For the last several days, when I could steal away to write, I ended up pacing instead, staring at my screen, falling into Twitter holes, eating too much chocolate. I could get purchase on this note only when I conceded that its difficulty should be my subject, that I should speak to my struggle to speak, and the relevance of that struggle to our work.
But I need to speak here as the leader of a literary center, as the facilitator of community, and there’s the trouble. Our community includes many points of view. And how do we even draw them out? I do know that many of our supporters also support causes I oppose. But I’ve been a little chicken talking about it, afraid to dig into disagreements — or, more precisely, afraid of what I might say in disagreement. (I often muzzle myself for fear of what will happen when my jaws move.)
A mentor suggested to me that I begin by asking after shared values. Can we agree, for example, on freedom of speech and legal protection for the press, for writers and artists — as for all of us? I hope we can, and I’d like to talk out the implications of that agreement. BMI has long stood for free and open conversation across difference, and, as the first-ever City of Asylum in the United States, we have dedicated ourselves to writers censored or persecuted for their work. What will that commitment look like going forward?
I’m sure freedom of expression is only one of many shared values. But to talk about them, we also have to confront fear. No matter how much common territory we stake out, there will be borders, and across the borders will lie lands of difference, their chimneys smoking.
My psychologist friends tell me that a reluctance to approach these borders is entirely natural — homophily, or love of the same, is a core quality of the human species. Yet, as writers, and as humanists, our work is to resist these limits, to get as close to the fire as we can stand.
And then what do we do in the heat? I’ve been thinking about what literary writing is really good for. First, it can represent subjective experience with precision — by speaking to a human experience, it can speak to all human experience. Second, it can distill complex truths in clear and compelling ways. It can inform, and illuminate, what we need to know, and feel.
My own passion as a writer has to do with a third function — the artful, creative representation of paradox and contradiction. How do we look at views we find loathsome but with compassion? And how do we find points of mutual respect without sacrificing our principles? How do we do all this, as F. Scott Fitzgerald asked, without cracking up? This is the test, he said, of first-rate minds.
At BMI’s The Writer in the World event, we welcome six first-rate minds to UNLV. Olivia Clare, Vu Tran, Tom Bissell, Charles Bock, Cheryl Strayed, and Wole Soyinka will all speak to us, in original pieces, written for the occasion, about their understanding of the writer's role in the world. Coming less than two weeks from election day, it is sure to be hot. I hope you’ll come and help me continue the conversation about what we share and what we stand for. And I hope you'll help stand in the contradiction that the great halls of courage are often lit up by kerosene lamps of great fear.
About the Speakers
Joshua Wolf Shenk is journalist, essayist, editor, teacher, and literary innovator, Shenk brings to BMI experience in nearly every aspect of the world of letters. He is the author of the national bestseller Powers of Two: How Relationships Drive Creativity and the acclaimed Lincoln’s Melancholy.

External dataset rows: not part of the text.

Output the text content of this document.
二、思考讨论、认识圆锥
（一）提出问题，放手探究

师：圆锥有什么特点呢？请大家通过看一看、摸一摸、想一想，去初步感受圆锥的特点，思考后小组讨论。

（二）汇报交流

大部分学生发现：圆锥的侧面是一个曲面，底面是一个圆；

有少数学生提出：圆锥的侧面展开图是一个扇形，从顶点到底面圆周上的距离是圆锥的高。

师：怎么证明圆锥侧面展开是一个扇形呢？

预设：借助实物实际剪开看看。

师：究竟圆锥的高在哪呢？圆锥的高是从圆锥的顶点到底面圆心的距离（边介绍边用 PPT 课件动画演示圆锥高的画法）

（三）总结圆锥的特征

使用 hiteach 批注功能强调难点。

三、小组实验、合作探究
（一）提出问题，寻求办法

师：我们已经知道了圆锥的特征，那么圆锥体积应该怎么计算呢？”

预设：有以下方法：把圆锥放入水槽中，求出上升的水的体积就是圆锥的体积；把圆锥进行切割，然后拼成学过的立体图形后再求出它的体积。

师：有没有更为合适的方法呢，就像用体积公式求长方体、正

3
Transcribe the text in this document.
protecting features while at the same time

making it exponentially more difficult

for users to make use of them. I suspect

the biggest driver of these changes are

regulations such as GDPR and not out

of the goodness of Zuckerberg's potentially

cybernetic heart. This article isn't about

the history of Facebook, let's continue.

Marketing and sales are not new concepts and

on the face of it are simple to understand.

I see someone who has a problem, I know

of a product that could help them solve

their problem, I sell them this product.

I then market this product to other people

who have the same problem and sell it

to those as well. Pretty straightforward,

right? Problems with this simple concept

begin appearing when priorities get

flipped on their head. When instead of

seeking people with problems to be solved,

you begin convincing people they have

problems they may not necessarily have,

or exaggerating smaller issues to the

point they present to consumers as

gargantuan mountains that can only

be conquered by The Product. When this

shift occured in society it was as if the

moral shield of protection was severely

Wole Soyinka is a Nigerian playwright, poet, and political activist. He was awarded the 1986 Nobel Prize in Literature, the first African to be honored in that category. Soyinka has been involved with BMI since its beginning.
Cheryl Strayed is an American memoirist, novelist, and essayist. The author of four books, her award-winning writing has been published widely in national magazines and anthologies.
Tom Bissell is the author of nine previous books, most recently Apostle, and has been awarded the Rome Prize and a Guggenheim Fellowship. He writes frequently for Harper’s Magazine and The New Yorker. Bissell was BMI’s first visiting fellow.
Vu Tran is a Vietnamese-American writer whose debut novel, Dragonfish, is set in Las Vegas. He received his PhD from UNLV in 2006 and is an assistant professor at University of Chicago.
Charles Bock is an American writer whose debut 2008 novel Beautiful Children (published by Random House) was selected by The New York Times as a Notable Book of the Year for 2008, and won the 2009 Sue Kaufman Prize for First Fiction from the American Academy of Arts and Letters. He was born and raised in Las Vegas.
Olivia Clare is the author of a short story collection, Disasters in the First World, and a novel (forthcoming from Grove Atlantic). She is also the author of a book of poems, The 26-Hour Day (New Issues, 2015). She received her PhD from UNLV in 2016 and is an assistant professor at Sam Houston State University.